Lena Dunham’s Boobs Will Outlast Us All
11:36 am, August 29th | by Colette McIntyre
One thing we absolutely love about Lena Dunham is her complete dismissal of all the haters: while the entire Internet boils over with body snark and rage every time Dunham removes an article of clothing on Girls, the writer/actress/director/troll foil continues to get naked, cast smokin’ hot babes like Michael Vartan and Donald Glover as her love interests, and collect her millions. Sometimes we think that Dunham’s boobs will outlive us all, that the only creatures who will survive to populate a post-apocalyptic Earth will be Cher, cockroaches, and Lena Dunham’s rack. (Wait, how hasn’t anyone turned that into a graphic novel yet?!) Somehow we find that thought comforting.
In the October issue of Marie Claire UK, Dunham discusses her frequent nudity on Girls:
I always hope that I’ll know when I no longer need to show my breasts for good. Like I’ll know when to pack it in and put a bra on. That is my prayer to the universe. But then, maybe it will be really important that I do it when I’m 60. Who knows? I don’t think I’d be able to do this and put myself in all these situations on camera that are kind of humiliating and uncomfortable.
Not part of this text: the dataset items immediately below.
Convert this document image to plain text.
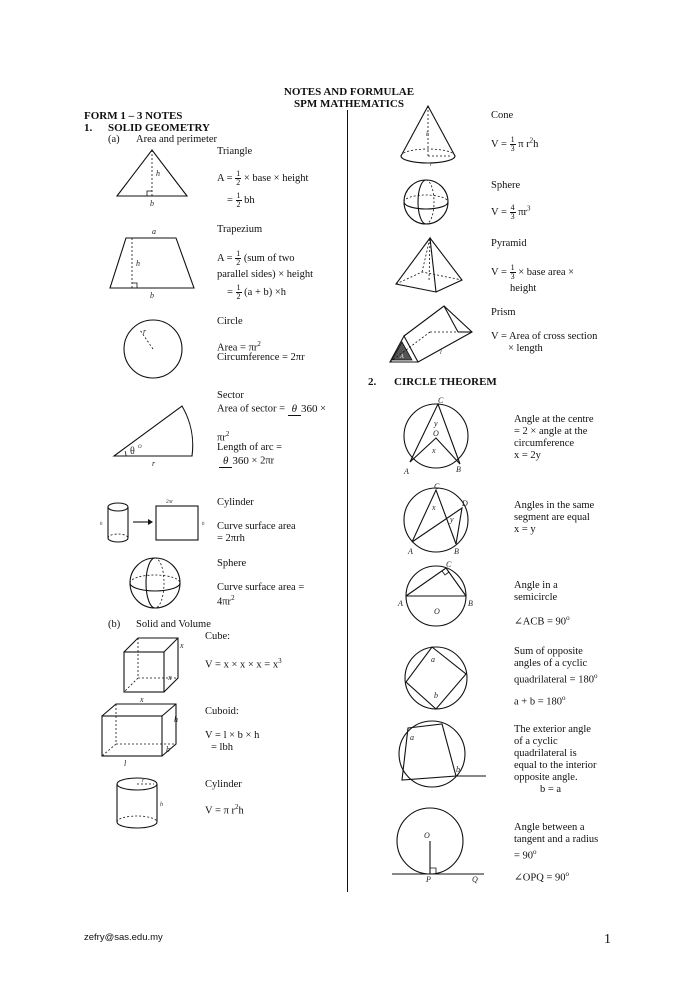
NOTES AND FORMULAE
SPM MATHEMATICS
FORM 1 – 3 NOTES
1. SOLID GEOMETRY
(a) Area and perimeter
h
b
Triangle
$A = \frac{1}{2}$ × base × height
= $\frac{1}{2}$ bh
a
h
b
Trapezium
$A = \frac{1}{2} (sum$ of two
parallel sides) × height
= $\frac{1}{2} (a + b) \times h$
r
Circle
Area = $\pi r^2$
Circumference = 2πr
θ O
r
Sector
Area of sector = θ 360 ×
$\pi r^2$
Length of arc =
θ 360 × 2πr
h
2πr
h
Cylinder
Curve surface area
= 2πrh
Sphere
Curve surface area =
$4\pi r^2$
(b) Solid and Volume
x
x
x
Cube:
$V = x \times x \times x = x^3$
h
b
l
Cuboid:
V = l × b × h
= lbh
r
h
Cylinder
V = π $r^2h$
h
r
Cone
$V = \frac{1}{3}$ π $r^2h$
Sphere
$V = \frac{4}{3} \pi r^3$
Pyramid
$V = \frac{1}{3}$ × base area ×
height
A
l
Prism
V = Area of cross section
× length
2. CIRCLE THEOREM
C
y
O
x
A	B
Angle at the centre
= 2 × angle at the
circumference
x = 2y
C
D
x
y
A	B
Angles in the same
segment are equal
x = y
C
A	B
O
Angle in a
semicircle
∠ACB = $90^o$
a
b
Sum of opposite
angles of a cyclic
quadrilateral = $180^o$
$a + b = 180^o$
a
b
The exterior angle
of a cyclic
quadrilateral is
equal to the interior
opposite angle.
b = a
O
P	Q
Angle between a
tangent and a radius
= $90^o$
∠OPQ = $90^o$
zefry@sas.edu.my	1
Nobody wants to sit there doggy-style for ten hours while they shoot or whatever. It’s not sexy or glamorous. I don’t think I’d be able to do that if I didn’t think it was essentially important in my contribution to the world.
Don’t worry, Lena Dunham, your breasts are welcomed to stay as long as they want. We have a guest house out back; your boobs can take as much time as they need, you know, just stay until they get back on their feet. You’re not putting us out by putting those out. It’s really no problem at all.